Photo STEVENS LEBLANC
The birth of her character of “grandma Lulu”, taken from the name already given to her by her grandson, occurred later, when her former student Véronik Laperrière invited her to come and recite it in her daycare.
An idol
If “grandma Lulu” is not intended to be an imitation of Fanfreluche, the latter is a source of inspiration, specifies Mme Mercier.
“This Fanfreluche had a freshness in the way she addressed young people. I often say that she didn’t get ahead of young people. On the contrary, she put herself at their level,” says the 66-year-old woman with boundless creativity.
“She spoke to us on television, as if we were next to her. We had the impression of being understood, of being listened to, of participating in his show,” she explains.
As for many Quebecers, Fanfreluche was a “youthful idol” for her. The death of her interpreter, at the venerable age of 101, touched her greatly.
But deep down, “she’s not really dead, Fanfreluche, because she’s still in our hearts, she’s still in our heads,” she philosophizes.
A visionary
Decades after the beginnings of Fanfreluche, it is clear that her approach has lost none of its relevance, according to her.
Lucie Mercier also learns from her experience that it is important to pursue your dreams, even in retirement.

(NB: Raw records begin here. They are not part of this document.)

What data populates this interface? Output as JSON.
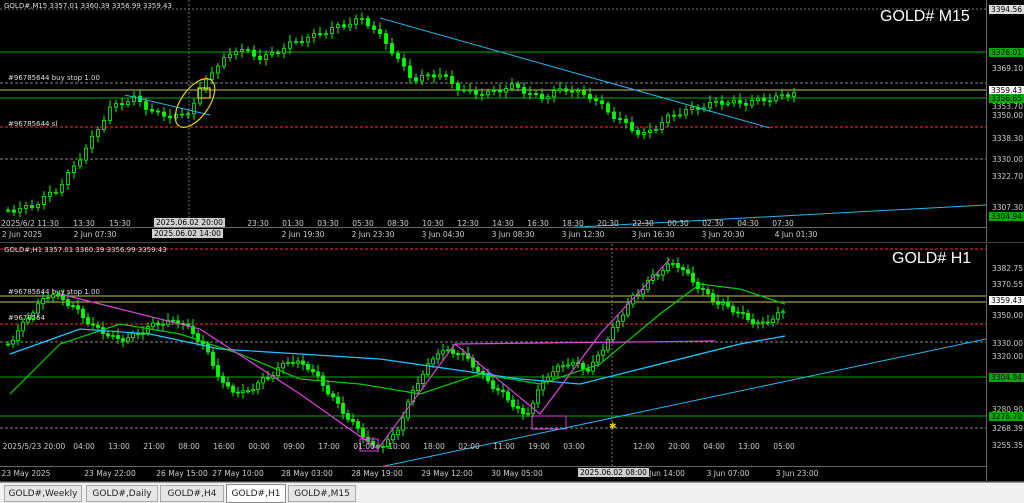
{
  "colors": {
    "bg": "#000000",
    "bull": "#00ff00",
    "bear": "#00ff00",
    "ma_fast": "#00cc00",
    "ma_slow": "#22c7ff",
    "trend": "#2bb6e8",
    "zigzag": "#e040e0",
    "highlight": "#e8d000",
    "buy_stop": "#c8c060",
    "sl": "#ff3030",
    "level_green": "#00aa00",
    "level_white": "#999999"
  },
  "m15": {
    "header": "GOLD#,M15 3357.01 3360.39 3356.99 3359.43",
    "title": "GOLD# M15",
    "buy_stop_label": "#96785644 buy stop 1.00",
    "sl_label": "#96785644 sl",
    "price_ticks": [
      "3394.56",
      "3376.01",
      "3369.10",
      "3359.43",
      "3356.65",
      "3353.70",
      "3350.00",
      "3338.30",
      "3330.00",
      "3322.70",
      "3307.30",
      "3304.94"
    ],
    "time_ticks": [
      "2 Jun 2025",
      "2 Jun 07:30",
      "2 Jun 11:30",
      "13:30",
      "15:30",
      "17:30",
      "2 Jun 15:30",
      "23:30",
      "01:30",
      "03:30",
      "05:30",
      "08:30",
      "10:30",
      "12:30",
      "14:30",
      "16:30",
      "18:30",
      "20:30",
      "22:30",
      "00:30",
      "02:30",
      "04:30",
      "07:30",
      "2 Jun 19:30",
      "2 Jun 23:30",
      "3 Jun 04:30",
      "3 Jun 08:30",
      "3 Jun 12:30",
      "3 Jun 16:30",
      "3 Jun 20:30",
      "4 Jun 01:30"
    ],
    "crosshair_time": "2025.06.02 14:00",
    "crosshair_time2": "2025.06.02 20:00",
    "crosshair_time3": "2025/6/2 11:30"
  },
  "h1": {
    "header": "GOLD#,H1 3357.01 3360.39 3356.99 3359.43",
    "title": "GOLD# H1",
    "buy_stop_label": "#96785644 buy stop 1.00",
    "sl_label": "#9678564",
    "price_ticks": [
      "3382.75",
      "3370.55",
      "3359.43",
      "3350.00",
      "3330.00",
      "3320.00",
      "3304.94",
      "3280.90",
      "3276.70",
      "3268.39",
      "3255.35"
    ],
    "time_ticks": [
      "23 May 2025",
      "23 May 22:00",
      "26 May 15:00",
      "27 May 10:00",
      "28 May 03:00",
      "28 May 19:00",
      "29 May 12:00",
      "30 May 05:00",
      "30",
      "Jun 14:00",
      "3 Jun 07:00",
      "3 Jun 23:00",
      "2025/5/23 20:00",
      "04:00",
      "13:00",
      "21:00",
      "08:00",
      "16:00",
      "00:00",
      "09:00",
      "17:00",
      "01:00",
      "10:00",
      "18:00",
      "02:00",
      "11:00",
      "19:00",
      "03:00",
      "12:00",
      "20:00",
      "04:00",
      "13:00",
      "21:00",
      "05:00"
    ],
    "crosshair_time": "2025.06.02 08:00"
  },
  "tabs": [
    "GOLD#,Weekly",
    "GOLD#,Daily",
    "GOLD#,H4",
    "GOLD#,H1",
    "GOLD#,M15"
  ],
  "active_tab": "GOLD#,H1"
}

This is a bit of what she does today, because when she was very young, she dreamed of “playing on television” like her idol.
“I give myself a gift every time I go there,” she says.
“Today, with digital tablets and all that, we have a lot of animated interactive books […]. Grandma Lulu, she takes us out of this straitjacket, out of this digital universe,” underlines Véronik Laperrière.